Nationwide made the statement after confirming its ten-year fixed rate product attracted twice as many applicants as originally expected. The deal, launched in April, currently offers a ten-year fixed rate of 4.89 per cent and protects borrowers against future rate fluctuations.
However, brokers are dubious and believe that the current interest rate situation means the majority of borrowers prefer short-term, flexible mortgage products.
Brian Murphy, head of lending at Mortgage Advice Bureau (MAB), said in his experience borrowers preferred more flexible deals. “We’re still finding that most customers, even first-time buyers whose need to budget is more acute, are attracted to shorter-term deals.
“Many believe the Base Rate has peaked and expect only a downward movement so on this basis discount tracker deals are, in my experience, the most popular.”
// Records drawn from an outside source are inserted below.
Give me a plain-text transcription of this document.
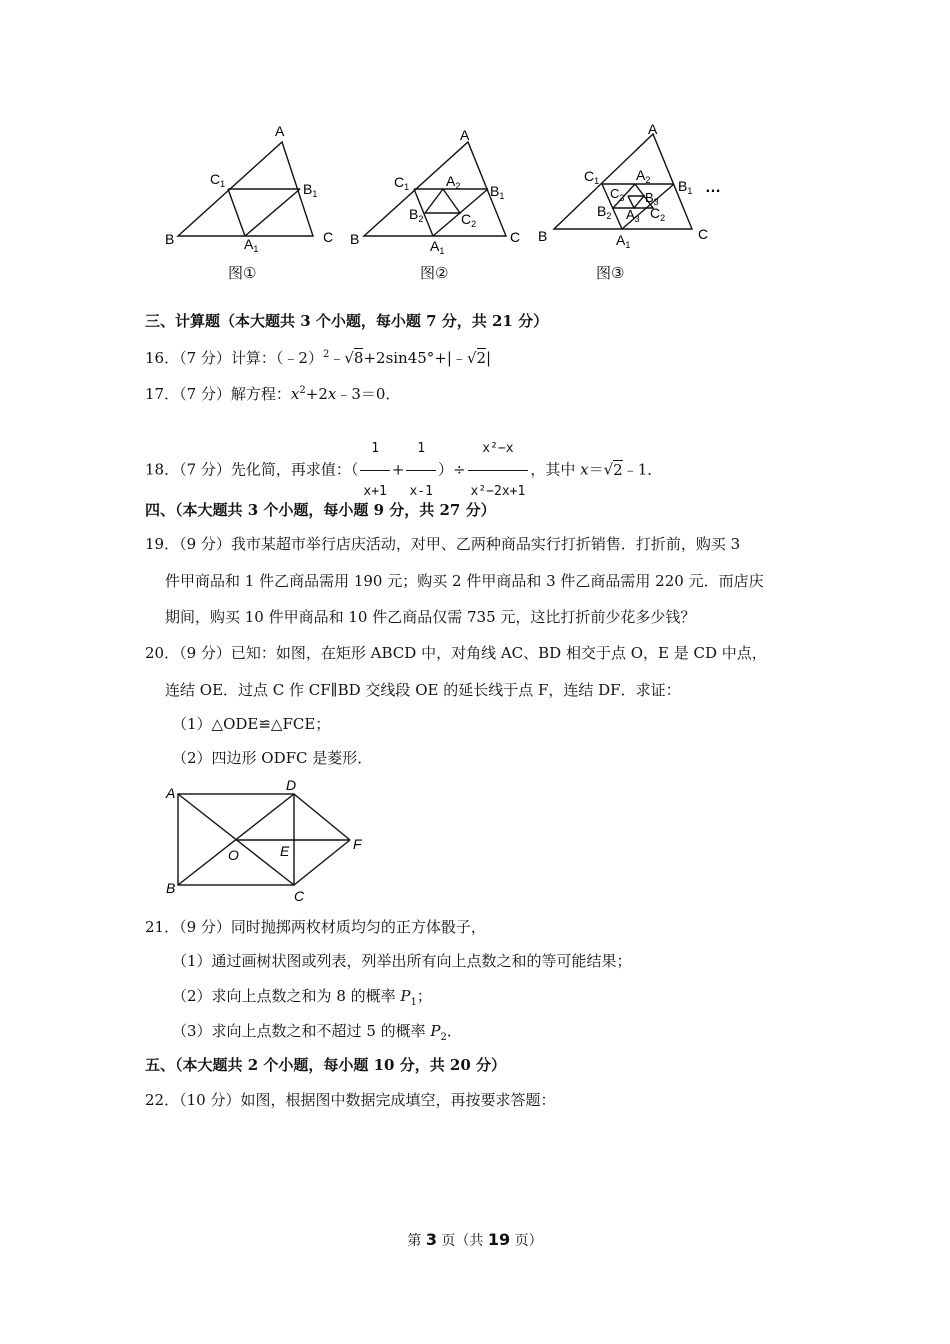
A
$C_1$	$B_1$
B	C
$A_1$
A
$C_1$	$A_2$ $B_1$
$B_2$	$C_2$
B	C
$A_1$
A
$C_1$	$A_2$ $B_1$ …
$C_3$ $B_3$
$B_2$ $A_3$ $C_2$
B	C
$A_1$
图①	图②	图③
三、计算题（本大题共 3 个小题，每小题 7 分，共 21 分）
16．（7 分）计算：（﹣2）$^2$﹣√8+2sin45°+|﹣√2|
17．（7 分）解方程：$x^2+2x﹣3=0$．
18．（7 分）先化简，再求值：（ $\frac{1}{x+1} + \frac{1}{x-1}$ ）÷ $\frac{\text{x²−x}}{\text{x²−2x+1}}$ ，其中 x＝√2﹣1．
四、（本大题共 3 个小题，每小题 9 分，共 27 分）
19．（9 分）我市某超市举行店庆活动，对甲、乙两种商品实行打折销售．打折前，购买 3
件甲商品和 1 件乙商品需用 190 元；购买 2 件甲商品和 3 件乙商品需用 220 元．而店庆
期间，购买 10 件甲商品和 10 件乙商品仅需 735 元，这比打折前少花多少钱？
20．（9 分）已知：如图，在矩形 ABCD 中，对角线 AC、BD 相交于点 O，E 是 CD 中点，
连结 OE．过点 C 作 CF∥BD 交线段 OE 的延长线于点 F，连结 DF．求证：
（1）△ODE≌△FCE；
（2）四边形 ODFC 是菱形．
A	D
B	C
O	E	F
21．（9 分）同时抛掷两枚材质均匀的正方体骰子，
（1）通过画树状图或列表，列举出所有向上点数之和的等可能结果；
（2）求向上点数之和为 8 的概率 $P_1$；
（3）求向上点数之和不超过 5 的概率 $P_2$．
五、（本大题共 2 个小题，每小题 10 分，共 20 分）
22．（10 分）如图，根据图中数据完成填空，再按要求答题：
第 3 页（共 19 页）
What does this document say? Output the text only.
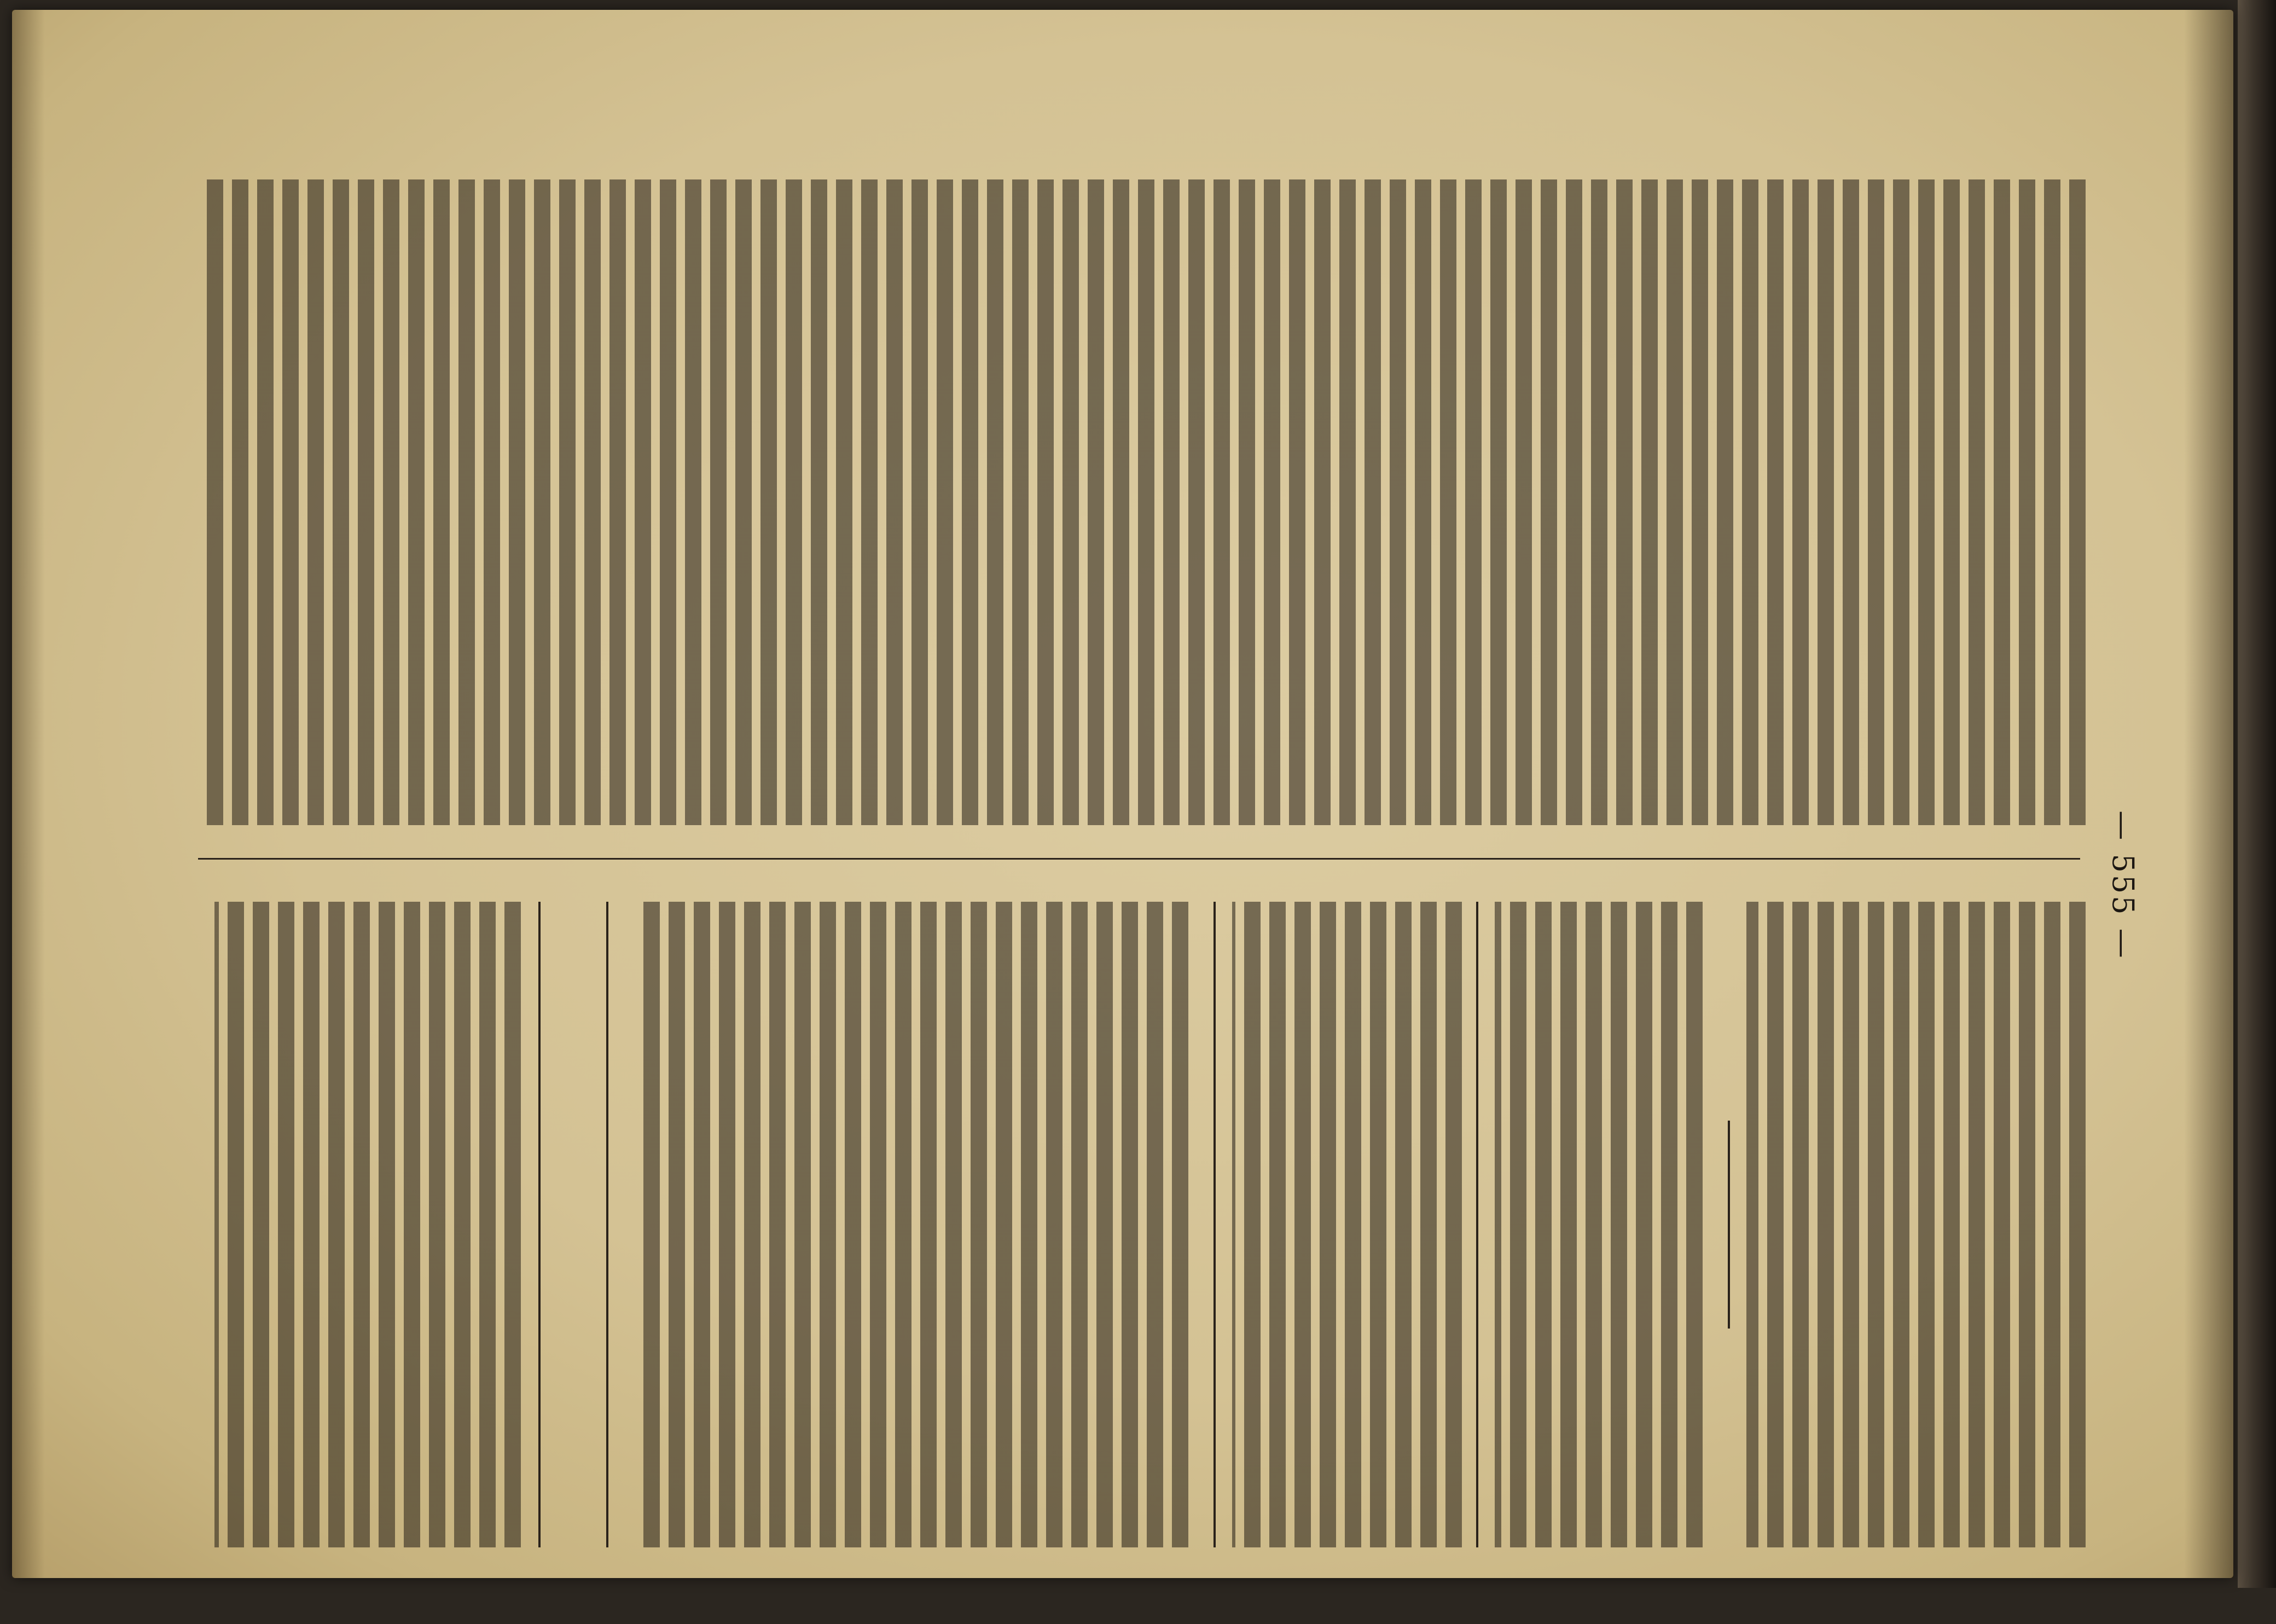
— 555 —
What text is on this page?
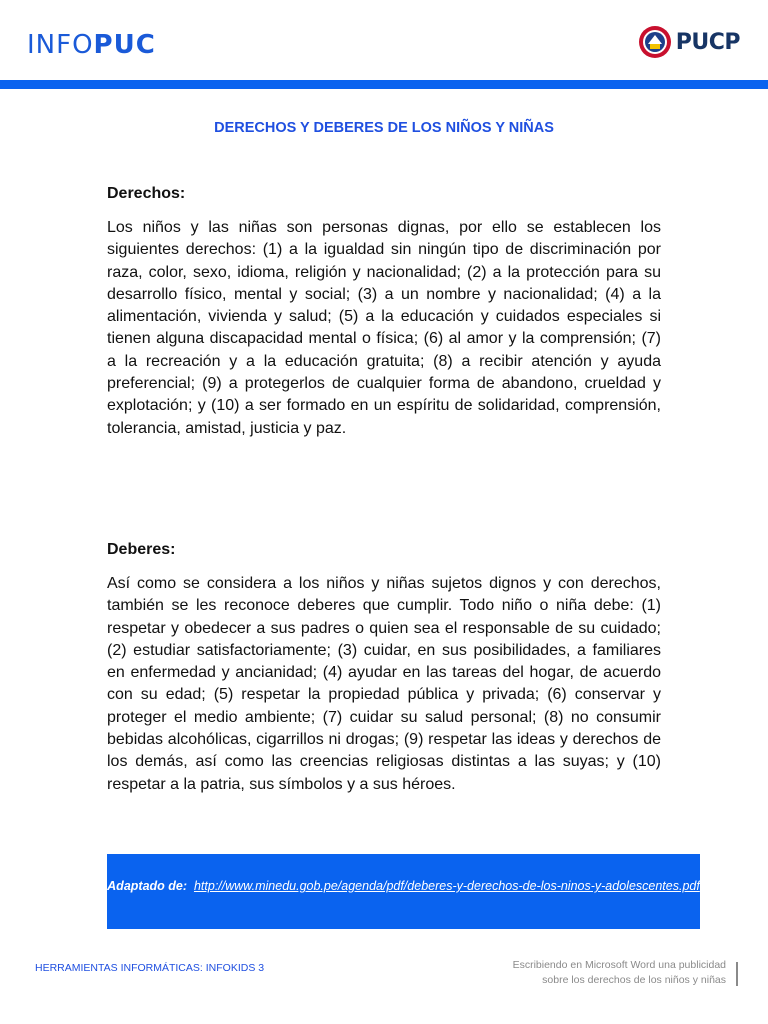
INFOPUC	PUCP
DERECHOS Y DEBERES DE LOS NIÑOS Y NIÑAS
Derechos:

Los niños y las niñas son personas dignas, por ello se establecen los siguientes derechos: (1) a la igualdad sin ningún tipo de discriminación por raza, color, sexo, idioma, religión y nacionalidad; (2) a la protección para su desarrollo físico, mental y social; (3) a un nombre y nacionalidad; (4) a la alimentación, vivienda y salud; (5) a la educación y cuidados especiales si tienen alguna discapacidad mental o física; (6) al amor y la comprensión; (7) a la recreación y a la educación gratuita; (8) a recibir atención y ayuda preferencial; (9) a protegerlos de cualquier forma de abandono, crueldad y explotación; y (10) a ser formado en un espíritu de solidaridad, comprensión, tolerancia, amistad, justicia y paz.

Deberes:

Así como se considera a los niños y niñas sujetos dignos y con derechos, también se les reconoce deberes que cumplir. Todo niño o niña debe: (1) respetar y obedecer a sus padres o quien sea el responsable de su cuidado; (2) estudiar satisfactoriamente; (3) cuidar, en sus posibilidades, a familiares en enfermedad y ancianidad; (4) ayudar en las tareas del hogar, de acuerdo con su edad; (5) respetar la propiedad pública y privada; (6) conservar y proteger el medio ambiente; (7) cuidar su salud personal; (8) no consumir bebidas alcohólicas, cigarrillos ni drogas; (9) respetar las ideas y derechos de los demás, así como las creencias religiosas distintas a las suyas; y (10) respetar a la patria, sus símbolos y a sus héroes.

Adaptado de: http://www.minedu.gob.pe/agenda/pdf/deberes-y-derechos-de-los-ninos-y-adolescentes.pdf
HERRAMIENTAS INFORMÁTICAS: INFOKIDS 3	Escribiendo en Microsoft Word una publicidad
sobre los derechos de los niños y niñas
Rod Murdison, proprietor of Murdison & Browning, agreed. “There’s a strong argument for long-term fixed rates from a budgeting point-of-view but the negative side is that because it’s such a long-term deal, the element of risk to the lender is higher so the rate is higher than short-term deals.
“They’re not that popular because the rate is just not low enough for people to stick with them. The risk of entering a long-term fixed deal is, what happens if rates were to fall substantially?”
Steve Clode, marketing director at Nationwide, said: “People who take out fixed rates like the certainty of knowing how much they will be paying each month and increasingly people are realising that they don’t want to keep remortgaging every couple of months.”